Um die Ergebnisse zu überprüfen, infizierten die Forscher im Labor einzelne Pflanzen von 22 verschiedenen Populationen der Inseln mit dem Pilz. Auch hier zeigte sich das gleiche Ergebnis: Individuen aus Populationen, die im engen Kontakt mit anderen Populationen standen, waren widerstandsfähiger als Pflanzen aus isolierten Populationen.
Wer isoliert ist, ist nicht informiert
Als Grund vermuten die Forscher, dass benachbarte Pflanzenpopulationen über Pollen einen intensiven Genaustausch pflegen. Da der Pilz seine DNA und damit seine "Angriffs-Taktik" stetig verändert, muss auch die Pflanze den Angriffen des Pilzes ständig neue genetische Resistenzen entgegensetzen. Tauschen die Pflanzen ihre genetischen Erfahrungen untereinander aus, sind sie anscheinend besser gerüstet. Jede beteiligte Population ist informiert und genetisch auf dem neuesten Stand. Isolierte Populationen hingegen bekommen von den Entwicklungen nichts mit und müssen im Fall einer Infektion mit ihrem eigenen, begrenzten Genpool versuchen, ihren Gegner zu besiegen. Der Pilz hat dann oftmals leichteres Spiel.

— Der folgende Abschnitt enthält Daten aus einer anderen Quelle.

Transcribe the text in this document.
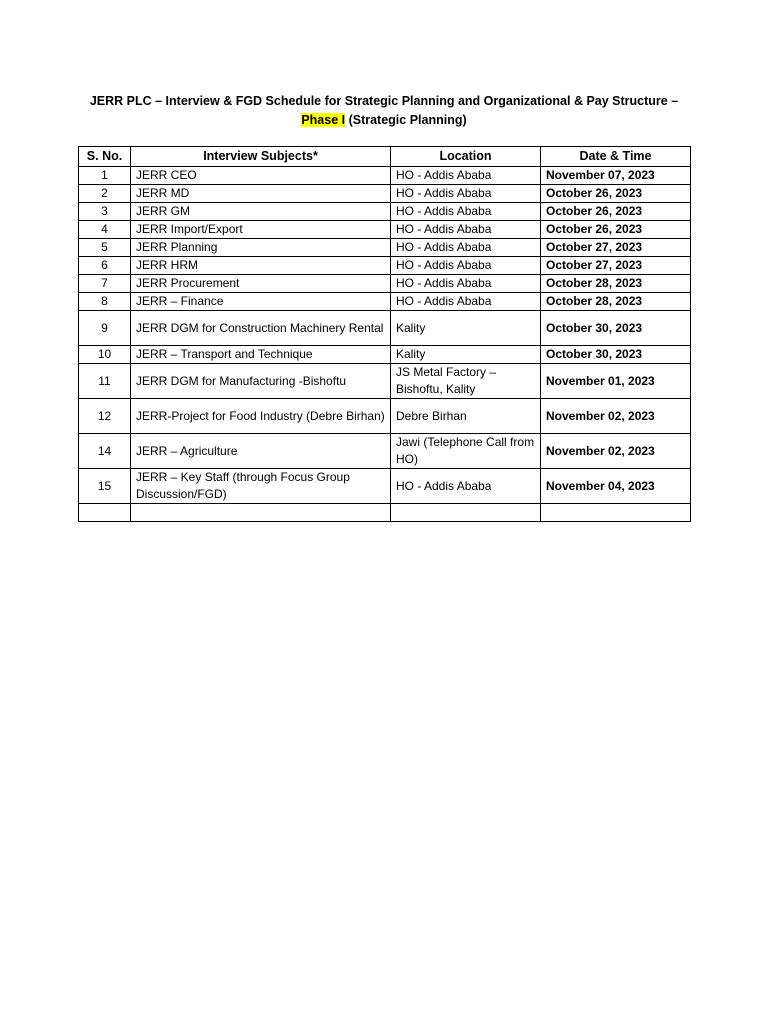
JERR PLC – Interview & FGD Schedule for Strategic Planning and Organizational & Pay Structure –
Phase I (Strategic Planning)
S. No.	Interview Subjects*	Location	Date & Time
1	JERR CEO	HO - Addis Ababa	November 07, 2023
2	JERR MD	HO - Addis Ababa	October 26, 2023
3	JERR GM	HO - Addis Ababa	October 26, 2023
4	JERR Import/Export	HO - Addis Ababa	October 26, 2023
5	JERR Planning	HO - Addis Ababa	October 27, 2023
6	JERR HRM	HO - Addis Ababa	October 27, 2023
7	JERR Procurement	HO - Addis Ababa	October 28, 2023
8	JERR – Finance	HO - Addis Ababa	October 28, 2023
9	JERR DGM for Construction Machinery Rental	Kality	October 30, 2023
10	JERR – Transport and Technique	Kality	October 30, 2023
11	JERR DGM for Manufacturing -Bishoftu	JS Metal Factory – Bishoftu, Kality	November 01, 2023
12	JERR-Project for Food Industry (Debre Birhan)	Debre Birhan	November 02, 2023
14	JERR – Agriculture	Jawi (Telephone Call from HO)	November 02, 2023
15	JERR – Key Staff (through Focus Group Discussion/FGD)	HO - Addis Ababa	November 04, 2023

Isolation - der bessere Schutz?
Die Ergebnisse zeigen, dass unter natürlichen Bedingungen zwischen Pflanzen ein reger Informationsaustausch stattfindet. Landschaft und Wetter haben einen maßgeblichen Einfluss auf die Verteilung dieser Informationen, so dass Populationen, die ungünstig liegen und auf diesem Weg vom Informationsfluss abgeschnitten sind, schlechtere Karten haben, wenn sie doch mal ein Schädling erreicht und es darum geht, sich gegen diesen Angreifer zu wehren. Isolation bietet daher keinen so guten Schutz, wie bisher vermutet, sondern eine Gefahr, auf längere Sicht von einem Schädling befallen und besiegt zu werden.
Evolution live
Die Ergebnisse dieser Studie sind ein wichtiger Punkt in der Debatte um die Vernetzung von Biotopen im Hinblick auf die zunehmende Zerschneidung von Landschaften und die damit einhergehende Isolation. Bei der Biotopvernetzung über Korridore und Trittsteinbiotope, die in Deutschland im Naturschutzgesetz verankert ist, wird zuweilen die Befürchtung geäußert, dass die Ausbreitung von Krankheiten durch die Vernetzung gefördert werden könnte. Diese Studie ist ein Hinweis, dass bei bestimmten Arten im Gegenteil die Vernetzung längerfristig von Vorteil sein könnte, da sie die Aufrechterhaltung von überlebenswichtigen evolutiven Mechanismen ermöglicht. Die Erkenntnisse könnten außerdem wichtige Anregungen bei der Erforschung und für die Bekämpfung von Ernteschädlingen geben, betonen die Forscher.